Gold has regained its shine. The precious metal is up nearly $100 so far this week and the precious metal just managed to eke out fresh multi-year highs. In my opinion, three things are driving gold higher at the moment.
Firstly, gold appears to be “playing catch up” to the rest of the market. As most of you will remember, in late-February we saw some CRAZY moves across other asset classes; global equities fell into correction territory within a week (defined as a 10% decline from recent highs), crude prices were crushed, developed economy bond yields fell to all time lows and higher yielding G10 currencies (namely, USD and CAD) have been getting absolutely smashed.
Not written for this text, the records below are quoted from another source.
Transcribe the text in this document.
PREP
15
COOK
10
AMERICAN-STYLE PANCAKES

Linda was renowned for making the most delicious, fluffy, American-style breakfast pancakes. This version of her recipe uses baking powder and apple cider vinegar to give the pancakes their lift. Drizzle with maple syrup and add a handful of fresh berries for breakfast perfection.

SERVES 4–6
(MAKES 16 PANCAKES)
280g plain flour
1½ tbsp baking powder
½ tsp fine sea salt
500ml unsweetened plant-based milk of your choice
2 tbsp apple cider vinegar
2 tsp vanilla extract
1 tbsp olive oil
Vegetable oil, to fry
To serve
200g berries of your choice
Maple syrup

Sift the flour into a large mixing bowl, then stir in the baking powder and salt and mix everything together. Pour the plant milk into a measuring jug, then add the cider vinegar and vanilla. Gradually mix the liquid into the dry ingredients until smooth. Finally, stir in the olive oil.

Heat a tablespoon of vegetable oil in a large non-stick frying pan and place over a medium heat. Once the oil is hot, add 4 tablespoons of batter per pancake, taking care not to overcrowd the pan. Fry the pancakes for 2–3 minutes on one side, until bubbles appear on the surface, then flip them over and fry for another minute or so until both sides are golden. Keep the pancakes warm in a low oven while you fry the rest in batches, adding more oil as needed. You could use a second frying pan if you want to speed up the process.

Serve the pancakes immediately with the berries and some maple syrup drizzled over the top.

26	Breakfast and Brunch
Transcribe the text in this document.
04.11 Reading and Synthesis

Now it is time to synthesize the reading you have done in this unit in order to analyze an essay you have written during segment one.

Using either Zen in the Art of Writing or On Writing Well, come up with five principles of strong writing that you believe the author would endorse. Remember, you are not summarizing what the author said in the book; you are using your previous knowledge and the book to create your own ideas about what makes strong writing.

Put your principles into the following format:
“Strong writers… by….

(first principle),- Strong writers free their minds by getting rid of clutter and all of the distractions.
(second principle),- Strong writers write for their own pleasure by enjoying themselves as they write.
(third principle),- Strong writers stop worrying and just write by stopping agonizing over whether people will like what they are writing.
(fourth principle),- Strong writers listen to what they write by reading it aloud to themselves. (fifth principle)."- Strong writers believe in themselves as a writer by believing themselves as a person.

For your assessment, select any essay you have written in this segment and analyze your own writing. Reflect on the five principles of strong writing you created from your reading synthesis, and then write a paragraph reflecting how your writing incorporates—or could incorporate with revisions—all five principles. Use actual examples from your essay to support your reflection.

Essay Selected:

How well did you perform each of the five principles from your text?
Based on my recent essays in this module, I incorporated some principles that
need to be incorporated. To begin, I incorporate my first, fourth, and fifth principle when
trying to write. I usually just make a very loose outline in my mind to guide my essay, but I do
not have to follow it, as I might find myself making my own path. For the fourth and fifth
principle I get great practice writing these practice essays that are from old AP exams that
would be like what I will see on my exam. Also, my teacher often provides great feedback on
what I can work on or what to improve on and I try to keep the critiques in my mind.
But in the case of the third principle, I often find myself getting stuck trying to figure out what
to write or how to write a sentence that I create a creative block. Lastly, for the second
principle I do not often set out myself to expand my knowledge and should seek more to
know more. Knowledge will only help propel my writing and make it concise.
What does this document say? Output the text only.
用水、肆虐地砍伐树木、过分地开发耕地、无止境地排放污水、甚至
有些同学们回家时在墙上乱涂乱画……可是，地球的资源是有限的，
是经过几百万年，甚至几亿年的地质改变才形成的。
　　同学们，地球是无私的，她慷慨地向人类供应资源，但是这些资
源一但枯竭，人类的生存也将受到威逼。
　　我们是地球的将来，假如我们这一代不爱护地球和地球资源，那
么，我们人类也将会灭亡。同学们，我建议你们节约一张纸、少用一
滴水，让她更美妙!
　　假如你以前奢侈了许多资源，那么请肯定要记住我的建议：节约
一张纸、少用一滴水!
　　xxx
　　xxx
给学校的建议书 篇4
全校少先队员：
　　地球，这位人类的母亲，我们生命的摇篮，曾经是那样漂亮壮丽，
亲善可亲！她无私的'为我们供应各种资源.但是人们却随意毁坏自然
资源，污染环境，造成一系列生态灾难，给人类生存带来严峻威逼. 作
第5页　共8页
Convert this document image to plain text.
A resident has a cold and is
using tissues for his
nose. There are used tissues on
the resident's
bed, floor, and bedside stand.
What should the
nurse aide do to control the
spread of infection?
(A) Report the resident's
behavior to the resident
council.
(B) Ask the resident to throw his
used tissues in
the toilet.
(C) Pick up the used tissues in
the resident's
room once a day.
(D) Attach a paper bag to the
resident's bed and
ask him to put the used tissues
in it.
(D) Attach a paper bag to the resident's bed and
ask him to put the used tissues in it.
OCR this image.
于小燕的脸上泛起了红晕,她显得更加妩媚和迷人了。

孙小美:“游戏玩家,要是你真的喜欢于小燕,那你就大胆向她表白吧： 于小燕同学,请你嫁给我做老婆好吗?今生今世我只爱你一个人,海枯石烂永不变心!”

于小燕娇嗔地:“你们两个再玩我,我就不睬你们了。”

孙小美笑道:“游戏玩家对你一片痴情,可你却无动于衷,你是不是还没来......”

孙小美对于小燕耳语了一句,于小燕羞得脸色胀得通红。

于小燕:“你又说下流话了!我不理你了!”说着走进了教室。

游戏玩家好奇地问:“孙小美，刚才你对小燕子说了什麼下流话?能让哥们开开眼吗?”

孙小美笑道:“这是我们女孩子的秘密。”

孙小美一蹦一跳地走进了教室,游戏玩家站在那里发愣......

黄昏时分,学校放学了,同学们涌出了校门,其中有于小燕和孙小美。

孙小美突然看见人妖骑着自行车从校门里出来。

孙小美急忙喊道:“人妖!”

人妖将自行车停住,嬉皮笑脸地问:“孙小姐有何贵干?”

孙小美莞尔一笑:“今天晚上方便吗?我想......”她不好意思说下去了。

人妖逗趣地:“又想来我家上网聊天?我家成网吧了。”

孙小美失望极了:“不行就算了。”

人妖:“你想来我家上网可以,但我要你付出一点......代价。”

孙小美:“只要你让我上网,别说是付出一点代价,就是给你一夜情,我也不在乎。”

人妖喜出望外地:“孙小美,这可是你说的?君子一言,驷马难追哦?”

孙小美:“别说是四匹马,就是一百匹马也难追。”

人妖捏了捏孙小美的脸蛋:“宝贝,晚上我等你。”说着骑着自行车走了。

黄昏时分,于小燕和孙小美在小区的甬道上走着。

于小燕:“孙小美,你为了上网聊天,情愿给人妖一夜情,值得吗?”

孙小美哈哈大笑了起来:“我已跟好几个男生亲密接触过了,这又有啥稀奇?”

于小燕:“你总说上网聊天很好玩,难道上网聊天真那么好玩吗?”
Yet at the time gold did very little. Now it appears to be coming to the party late, or catching up on the crazy moves that we have seen across these other asset classes.
Secondly, the risk picture is continuing to worsen which, given its status as a safe haven asset, should benefit gold. International Covid-19 numbers continue to rise, with cases rapidly jumping in the US, Europe and the Middle East. US and European countries have so far been less aggressive in their attempts to contain the virus than was China, implying that the outbreaks we see in these countries might be worse than what we saw in China. The worse things get, the better for safe havens such as gold, and I expect things to get MUCH worse.
Thirdly, gold loves central bank easing and its looks like we are on the cusp of a HUGE global central bank easing cycle. The Fed has already axed rate by 50bps this month and is seen making more cuts at the 18th of March FOMC meeting. The BoC has also cut by 50bps, the RBA by 20. The BoE is expected to go somewhere between 25 and 50, as is the RBNZ. Even the ECB is expected to go 10. All of this central bank easing, which is growing ever more likely the worse the Covid-19 outbreak gets, points to higher gold prices.